I got used to hiding my feelings and acting as if everything was all right. People sometimes asked me how I kept all my feelings bottled up inside. It’s hard, but you get used to it when no one listens to how you feel.
As I grew older, I changed and became a different person. I became overprotective of my younger siblings. I got into multiple fights, skipped school to be cool, and started smoking marijuana.
Then, when I was 12, I realized that I didn’t want to become like my parents. But I didn’t know what to do.
A year or two later, I came to Holbrook Seventh-day Adventist Indian School to start ninth grade. At the school, I grew to love Christ, and I realized the kind of love that He has for me. Despite all that I had gone through, God had a plan for me that included coming to Holbrook.
My understanding of life has changed. Now I know that God has been with me my entire life. I just didn’t realize it. He has always been right beside me, giving me the strength to keep going forward regardless of what I experienced. To this day, He continues to give me strength with everything that I do, every decision I make, and every time I feel like giving up.
My favorite verse is Exodus 14:14, which says, “The Lord will fight for you; you need only to be still” (NIV).
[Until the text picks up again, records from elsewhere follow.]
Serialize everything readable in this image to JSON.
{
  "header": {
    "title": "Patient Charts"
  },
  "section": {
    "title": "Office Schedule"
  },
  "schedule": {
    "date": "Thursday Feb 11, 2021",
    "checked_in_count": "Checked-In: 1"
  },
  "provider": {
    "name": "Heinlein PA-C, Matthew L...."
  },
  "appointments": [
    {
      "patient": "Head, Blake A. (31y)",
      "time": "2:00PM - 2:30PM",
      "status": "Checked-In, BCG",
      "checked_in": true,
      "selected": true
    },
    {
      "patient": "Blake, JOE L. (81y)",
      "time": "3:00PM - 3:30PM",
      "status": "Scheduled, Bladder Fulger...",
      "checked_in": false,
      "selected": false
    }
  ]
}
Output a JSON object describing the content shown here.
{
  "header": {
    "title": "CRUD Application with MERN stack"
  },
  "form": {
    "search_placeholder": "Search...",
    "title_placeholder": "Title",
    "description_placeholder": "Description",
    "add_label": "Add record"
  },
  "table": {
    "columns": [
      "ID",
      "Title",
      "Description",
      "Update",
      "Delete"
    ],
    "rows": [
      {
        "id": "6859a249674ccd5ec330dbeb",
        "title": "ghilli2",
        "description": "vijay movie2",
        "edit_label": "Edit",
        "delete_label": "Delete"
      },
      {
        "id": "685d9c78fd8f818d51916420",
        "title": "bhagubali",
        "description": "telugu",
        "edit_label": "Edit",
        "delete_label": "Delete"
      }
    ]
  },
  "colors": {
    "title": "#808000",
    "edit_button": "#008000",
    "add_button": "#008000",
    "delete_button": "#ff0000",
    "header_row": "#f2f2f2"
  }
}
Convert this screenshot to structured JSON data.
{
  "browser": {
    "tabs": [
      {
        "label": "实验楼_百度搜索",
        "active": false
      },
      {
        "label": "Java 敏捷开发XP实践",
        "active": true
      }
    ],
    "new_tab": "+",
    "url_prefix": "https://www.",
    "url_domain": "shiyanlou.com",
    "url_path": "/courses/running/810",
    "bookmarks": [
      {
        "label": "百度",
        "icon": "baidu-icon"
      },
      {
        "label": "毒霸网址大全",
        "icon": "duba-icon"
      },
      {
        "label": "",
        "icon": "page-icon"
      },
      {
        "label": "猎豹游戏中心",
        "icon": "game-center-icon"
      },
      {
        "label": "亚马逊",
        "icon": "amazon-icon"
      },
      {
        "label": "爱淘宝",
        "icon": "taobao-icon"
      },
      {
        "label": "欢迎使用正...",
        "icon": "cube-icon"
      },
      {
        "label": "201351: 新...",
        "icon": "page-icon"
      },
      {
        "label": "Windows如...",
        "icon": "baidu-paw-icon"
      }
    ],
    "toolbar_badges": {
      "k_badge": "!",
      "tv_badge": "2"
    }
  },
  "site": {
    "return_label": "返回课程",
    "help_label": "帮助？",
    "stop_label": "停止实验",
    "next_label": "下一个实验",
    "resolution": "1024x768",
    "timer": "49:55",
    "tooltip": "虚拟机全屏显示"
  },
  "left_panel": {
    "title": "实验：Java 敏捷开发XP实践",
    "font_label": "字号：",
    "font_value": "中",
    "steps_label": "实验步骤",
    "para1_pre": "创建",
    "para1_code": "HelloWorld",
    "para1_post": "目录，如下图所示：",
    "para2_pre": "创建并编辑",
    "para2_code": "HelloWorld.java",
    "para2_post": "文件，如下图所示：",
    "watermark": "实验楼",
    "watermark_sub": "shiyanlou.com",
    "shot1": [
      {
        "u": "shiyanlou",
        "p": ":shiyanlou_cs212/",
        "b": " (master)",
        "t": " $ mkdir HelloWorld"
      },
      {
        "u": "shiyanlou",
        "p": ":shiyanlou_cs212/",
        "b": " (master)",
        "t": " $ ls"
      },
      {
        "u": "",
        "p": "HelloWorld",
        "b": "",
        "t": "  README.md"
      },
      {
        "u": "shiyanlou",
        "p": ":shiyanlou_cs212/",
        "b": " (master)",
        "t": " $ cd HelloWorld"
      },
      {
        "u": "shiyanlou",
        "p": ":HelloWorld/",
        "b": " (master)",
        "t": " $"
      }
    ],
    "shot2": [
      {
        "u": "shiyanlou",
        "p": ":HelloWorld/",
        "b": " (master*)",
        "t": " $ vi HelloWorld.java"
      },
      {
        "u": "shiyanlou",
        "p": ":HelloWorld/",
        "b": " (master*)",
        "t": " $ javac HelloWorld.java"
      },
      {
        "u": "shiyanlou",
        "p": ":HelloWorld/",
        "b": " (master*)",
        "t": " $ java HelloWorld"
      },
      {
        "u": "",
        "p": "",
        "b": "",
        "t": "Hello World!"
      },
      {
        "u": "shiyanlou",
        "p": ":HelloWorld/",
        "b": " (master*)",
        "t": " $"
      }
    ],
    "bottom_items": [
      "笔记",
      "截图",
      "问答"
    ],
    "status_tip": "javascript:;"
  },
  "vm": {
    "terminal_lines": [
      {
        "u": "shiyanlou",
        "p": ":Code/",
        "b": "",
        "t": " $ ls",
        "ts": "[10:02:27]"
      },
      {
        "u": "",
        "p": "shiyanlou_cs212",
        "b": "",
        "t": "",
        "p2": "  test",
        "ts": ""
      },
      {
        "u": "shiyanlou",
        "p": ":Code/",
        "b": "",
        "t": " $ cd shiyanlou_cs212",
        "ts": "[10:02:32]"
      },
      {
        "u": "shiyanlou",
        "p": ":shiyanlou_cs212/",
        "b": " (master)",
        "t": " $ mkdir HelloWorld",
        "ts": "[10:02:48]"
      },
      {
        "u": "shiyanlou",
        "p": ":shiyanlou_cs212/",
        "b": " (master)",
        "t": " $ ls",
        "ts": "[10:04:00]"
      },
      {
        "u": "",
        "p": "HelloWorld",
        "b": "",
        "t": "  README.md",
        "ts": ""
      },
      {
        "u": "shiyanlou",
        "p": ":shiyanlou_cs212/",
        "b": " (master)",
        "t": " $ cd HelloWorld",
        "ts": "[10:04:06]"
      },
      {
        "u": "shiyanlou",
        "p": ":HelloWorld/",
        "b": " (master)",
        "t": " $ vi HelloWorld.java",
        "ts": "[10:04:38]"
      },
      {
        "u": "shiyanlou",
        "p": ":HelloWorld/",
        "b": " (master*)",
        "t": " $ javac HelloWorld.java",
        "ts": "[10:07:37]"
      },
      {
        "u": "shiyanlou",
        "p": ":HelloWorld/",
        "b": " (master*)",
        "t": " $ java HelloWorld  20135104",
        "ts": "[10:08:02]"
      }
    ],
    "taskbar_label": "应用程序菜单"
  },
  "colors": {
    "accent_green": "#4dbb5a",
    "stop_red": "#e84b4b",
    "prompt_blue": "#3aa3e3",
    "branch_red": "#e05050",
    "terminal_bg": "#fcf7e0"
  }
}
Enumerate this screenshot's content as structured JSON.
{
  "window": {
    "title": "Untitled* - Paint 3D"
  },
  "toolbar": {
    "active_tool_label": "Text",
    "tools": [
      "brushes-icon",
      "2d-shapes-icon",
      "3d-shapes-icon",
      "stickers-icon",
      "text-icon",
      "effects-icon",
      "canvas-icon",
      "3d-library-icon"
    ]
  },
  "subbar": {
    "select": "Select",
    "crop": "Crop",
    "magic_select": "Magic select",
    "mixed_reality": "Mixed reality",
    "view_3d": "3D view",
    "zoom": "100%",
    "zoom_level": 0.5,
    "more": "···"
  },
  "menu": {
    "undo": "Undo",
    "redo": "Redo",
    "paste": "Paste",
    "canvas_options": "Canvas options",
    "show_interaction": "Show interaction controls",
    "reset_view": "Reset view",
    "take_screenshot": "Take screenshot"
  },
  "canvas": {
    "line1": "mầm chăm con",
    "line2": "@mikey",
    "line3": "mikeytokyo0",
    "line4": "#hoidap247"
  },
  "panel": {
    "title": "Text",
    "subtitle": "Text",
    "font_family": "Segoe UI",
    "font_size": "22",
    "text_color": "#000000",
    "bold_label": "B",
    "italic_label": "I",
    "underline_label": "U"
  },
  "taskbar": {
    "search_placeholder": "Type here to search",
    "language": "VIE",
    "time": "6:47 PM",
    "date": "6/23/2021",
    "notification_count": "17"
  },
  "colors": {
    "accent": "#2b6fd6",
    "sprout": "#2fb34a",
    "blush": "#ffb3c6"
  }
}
God will give you victory over anything you’re going through if you allow Him to take care of it. He has you in His hands, and He is going to fight for you.
You are not alone.
I am not alone.
Thank you for your Thirteenth Sabbath Offering three years ago that helped kickstart plans on a new gym and health center called New Life Center at Holbrook Seventh-day Adventist Indian School. Your offering this quarter will go toward the center, helping the school address high rates of obesity, heart disease, diabetes, depression, and suicide among Native American children and youth.